Last Updated on Monday, 18 June 2018, 16:42 by Denis Chabrol
Government-run schools will no longer be allowed to shun adolescent mothers and will, instead, be required to abide by a policy that provides for their reintegration into the school system to continue studies, Minister of Education Nicolette Henry said.
“Policies are not optional so if you do get an opportunity to go through the policy, you would see that it speaks to what would be implemented throughout the Ministry of Education. It has to be implemented at every school that is applicable,” she said when asked by Demerara Waves Online News.
She hinted that, while the Ministry of Education could not enforce its rules on private schools, they need government’s permission to keep their doors open. “Given that we have the responsibility to provide them with permits to operate, we as far as possible ensure that they are in compliance with the values, policies, rules and regulations of the Ministry of Education so there is that mechanism that is in place,” the Minister said.
The policy aims to ensure that adolescent mothers are able to continue their education in the same school or another school at least six weeks after delivery. “This is critical as it will also enable Guyana to achieve the elusive goal regarding gender equality,” states the 56-page document.
Chief Education Officer, Marcel Hutson stressed that the policy was also aimed at preventing teenage pregnancy. “The goal of this policy is to advance the prevention of adolescent pregnancy and the management of integration of adolescent mothers into the formal school system. And, I said prevention because I don’t want us to leave here believing that this policy is just designed to offer a way to those persons who become pregnant as teenagers but it also attempts to prevent persons from becoming pregnant which means that a component of this policy has to do with teaching,” he said. The policy provides for heightened Health and Family Life Education.
Henry was confident that Headteachers would not refuse to implement the “National Policy for the Reintegration of Adolescent Mothers into the Formal School System” which was drafted by the Ministry of Education in collaboration with the United Nations Children’s Fund (UNICEF).
The Minister was asked whether the policy would be compulsory because research for the formulation of that said policy states that pregnant girls were not allowed to continue their education. “In the absence of this policy, school administrators across the country continue to utilise different approaches to address adolescent pregnancy. In most instances, these school girls are either expelled or forced to drop out of school upon detection; a decision that brings to an immediate end their formal education,” the document states, a situation that was labelled discrimination against adolescent girls in education.
Statistics show that Guyana has the second highest rate of adolescent teenage pregnancy among girls between 15 and 19 years old in the Caribbean and South America. The percentage of adolescent pregnancy is between 20 to 22 percent for girls below the age of 19 years and has remained constant at one percent for girls under 15 years, Fouet said in referring to statistics from Guyana’s Ministry of Public Health.

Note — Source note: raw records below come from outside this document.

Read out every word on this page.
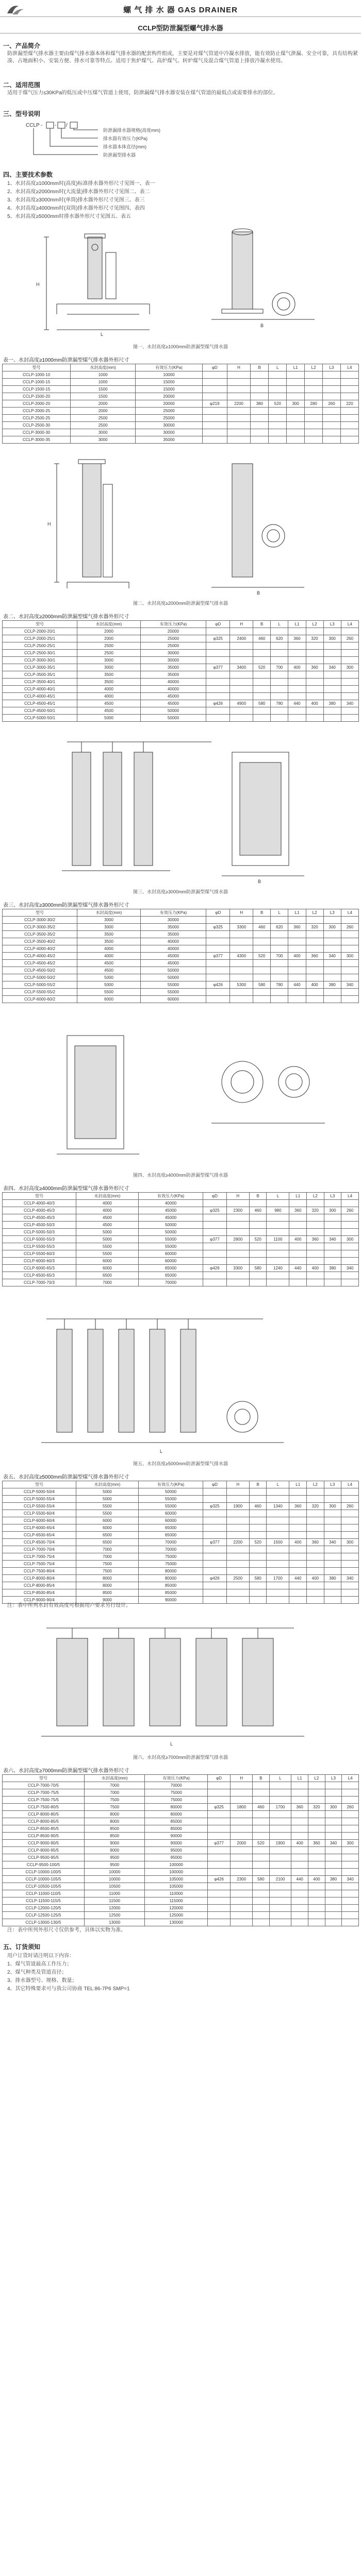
螺 气 排 水 器 GAS DRAINER
CCLP型防泄漏型螺气排水器
一、产品简介
防泄漏型煤气排水器主要由煤气排水器本体和煤气排水器的配套构件组成，主要是对煤气管道中冷凝水排放，能有效防止煤气泄漏、安全可靠，具有结构紧凑、占地面积小、安装方便、排水可靠等特点。适用于焦炉煤气、高炉煤气、转炉煤气及混合煤气管道上排放冷凝水使用。
二、适用范围
适用于煤气压力≤30KPa的低压或中压煤气管道上使用，防泄漏煤气排水器安装在煤气管道的最低点或需要排水的部位。
三、型号说明
CCLP - - /
防泄漏排水器规格(高度mm)
排水器有效压力(KPa)
排水器本体直径(mm)
防泄漏型排水器
四、主要技术参数
1、水封高度≥1000mm时(高度)标准排水器外形尺寸见图一、表一
2、水封高度≥2000mm时(大流量)排水器外形尺寸见图二、表二
3、水封高度≥3000mm时(单筒)排水器外形尺寸见图三、表三
4、水封高度≥4000mm时(双筒)排水器外形尺寸见图四、表四
5、水封高度≥5000mm时排水器外形尺寸见图五、表五
H
L
B
图一、水封高度≥1000mm防泄漏型煤气排水器
表一、水封高度≥1000mm防泄漏型煤气排水器外形尺寸
型号	水封高度(mm)	有效压力(KPa)	φD	H	B	L	L1	L2	L3	L4
CCLP-1000-10	1000	10000								
CCLP-1000-15	1000	15000								
CCLP-1500-15	1500	15000								
CCLP-1500-20	1500	20000								
CCLP-2000-20	2000	20000	φ219	2200	380	520	300	280	260	220
CCLP-2000-25	2000	25000								
CCLP-2500-25	2500	25000								
CCLP-2500-30	2500	30000								
CCLP-3000-30	3000	30000								
CCLP-3000-35	3000	35000								
H
B
图二、水封高度≥2000mm防泄漏型煤气排水器
表二、水封高度≥2000mm防泄漏型煤气排水器外形尺寸
型号	水封高度(mm)	有效压力(KPa)	φD	H	B	L	L1	L2	L3	L4
CCLP-2000-20/1	2000	20000								
CCLP-2000-25/1	2000	25000	φ325	2400	460	620	360	320	300	260
CCLP-2500-25/1	2500	25000								
CCLP-2500-30/1	2500	30000								
CCLP-3000-30/1	3000	30000								
CCLP-3000-35/1	3000	35000	φ377	3400	520	700	400	360	340	300
CCLP-3500-35/1	3500	35000								
CCLP-3500-40/1	3500	40000								
CCLP-4000-40/1	4000	40000								
CCLP-4000-45/1	4000	45000								
CCLP-4500-45/1	4500	45000	φ426	4900	580	780	440	400	380	340
CCLP-4500-50/1	4500	50000								
CCLP-5000-50/1	5000	50000								
B
图三、水封高度≥3000mm防泄漏型煤气排水器
表三、水封高度≥3000mm防泄漏型煤气排水器外形尺寸
型号	水封高度(mm)	有效压力(KPa)	φD	H	B	L	L1	L2	L3	L4
CCLP-3000-30/2	3000	30000								
CCLP-3000-35/2	3000	35000	φ325	3300	460	620	360	320	300	260
CCLP-3500-35/2	3500	35000								
CCLP-3500-40/2	3500	40000								
CCLP-4000-40/2	4000	40000								
CCLP-4000-45/2	4000	45000	φ377	4300	520	700	400	360	340	300
CCLP-4500-45/2	4500	45000								
CCLP-4500-50/2	4500	50000								
CCLP-5000-50/2	5000	50000								
CCLP-5000-55/2	5000	55000	φ426	5300	580	780	440	400	380	340
CCLP-5500-55/2	5500	55000								
CCLP-6000-60/2	6000	60000								
图四、水封高度≥4000mm防泄漏型煤气排水器
表四、水封高度≥4000mm防泄漏型煤气排水器外形尺寸
型号	水封高度(mm)	有效压力(KPa)	φD	H	B	L	L1	L2	L3	L4
CCLP-4000-40/3	4000	40000								
CCLP-4000-45/3	4000	45000	φ325	2300	460	980	360	320	300	260
CCLP-4500-45/3	4500	45000								
CCLP-4500-50/3	4500	50000								
CCLP-5000-50/3	5000	50000								
CCLP-5000-55/3	5000	55000	φ377	2800	520	1100	400	360	340	300
CCLP-5500-55/3	5500	55000								
CCLP-5500-60/3	5500	60000								
CCLP-6000-60/3	6000	60000								
CCLP-6000-65/3	6000	65000	φ426	3300	580	1240	440	400	380	340
CCLP-6500-65/3	6500	65000								
CCLP-7000-70/3	7000	70000								
L
图五、水封高度≥5000mm防泄漏型煤气排水器
表五、水封高度≥5000mm防泄漏型煤气排水器外形尺寸
型号	水封高度(mm)	有效压力(KPa)	φD	H	B	L	L1	L2	L3	L4
CCLP-5000-50/4	5000	50000								
CCLP-5000-55/4	5000	55000								
CCLP-5500-55/4	5500	55000	φ325	1900	460	1340	360	320	300	260
CCLP-5500-60/4	5500	60000								
CCLP-6000-60/4	6000	60000								
CCLP-6000-65/4	6000	65000								
CCLP-6500-65/4	6500	65000								
CCLP-6500-70/4	6500	70000	φ377	2200	520	1500	400	360	340	300
CCLP-7000-70/4	7000	70000								
CCLP-7000-75/4	7000	75000								
CCLP-7500-75/4	7500	75000								
CCLP-7500-80/4	7500	80000								
CCLP-8000-80/4	8000	80000	φ426	2500	580	1700	440	400	380	340
CCLP-8000-85/4	8000	85000								
CCLP-8500-85/4	8500	85000								
CCLP-9000-90/4	9000	90000								
注：表中所列水封有效高度可根据用户要求另行设计。
L
图六、水封高度≥7000mm防泄漏型煤气排水器
表六、水封高度≥7000mm防泄漏型煤气排水器外形尺寸
型号	水封高度(mm)	有效压力(KPa)	φD	H	B	L	L1	L2	L3	L4
CCLP-7000-70/5	7000	70000								
CCLP-7000-75/5	7000	75000								
CCLP-7500-75/5	7500	75000								
CCLP-7500-80/5	7500	80000	φ325	1800	460	1700	360	320	300	260
CCLP-8000-80/5	8000	80000								
CCLP-8000-85/5	8000	85000								
CCLP-8500-85/5	8500	85000								
CCLP-8500-90/5	8500	90000								
CCLP-9000-90/5	9000	90000	φ377	2000	520	1900	400	360	340	300
CCLP-9000-95/5	9000	95000								
CCLP-9500-95/5	9500	95000								
CCLP-9500-100/5	9500	100000								
CCLP-10000-100/5	10000	100000								
CCLP-10000-105/5	10000	105000	φ426	2300	580	2100	440	400	380	340
CCLP-10500-105/5	10500	105000								
CCLP-11000-110/5	11000	110000								
CCLP-11500-115/5	11500	115000								
CCLP-12000-120/5	12000	120000								
CCLP-12500-125/5	12500	125000								
CCLP-13000-130/5	13000	130000								
注：表中所列外形尺寸仅供参考，具体以实物为准。
五、订货须知
用户订货时请注明以下内容：
1、煤气管道最高工作压力；
2、煤气种类及管道直径；
3、排水器型号、规格、数量；
4、其它特殊要求可与我公司协商 TEL:86-7P6 SMP=1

Primary health care data contained in the policy state that in 2015, Guyana recorded 102 pregnancies by girls under 15 years and 3,712 by girls between 15 and 19 years old. In 2016, there were 91 pregnancies by girls under 15 years and 3,032 by girls between 15 and 19 years old. However, only 29 re-entered schools between 2013 and 2016, in the absence of a policy.
Speaking with reporters after receiving a copy of the document from UNICEF Representative in Guyana, Sylvie Fouet, the Minister of Education said teachers would first be trained about the policy. “I rather suspect that in most instances where there is resistance, it has to do with the lack of a knowledge and so in this particular instance we certainly, as part of the policy, speaks to training people,” she said.
The implementation and monitoring of the policy requires the Ministry of Education to engage in continuous public education and awareness programmes through the media and focus groups to target parents, community groups and adolescent boys and girls. Teachers, students and general school staff are to be sensitised to the needs of pregnant adolescent girls. The policy also calls for an effective tracking system to capture regular progress reports on school attendance, performance and challenges. Officers of the Ministry of Education are to keep track of adolescent mothers and to ensure effective policy implementation. Counselling and psycho-social support services, post-natal services and daycare systems, and convening of parenting sessions and family support groups are also provided for in the policy.
In her message, Fouet said adolescent fathers would also be targeted. “The policy will also adolescent boys who are fathers to be engaged and to be encouraged to complete school and to take up their responsibilities,” she said.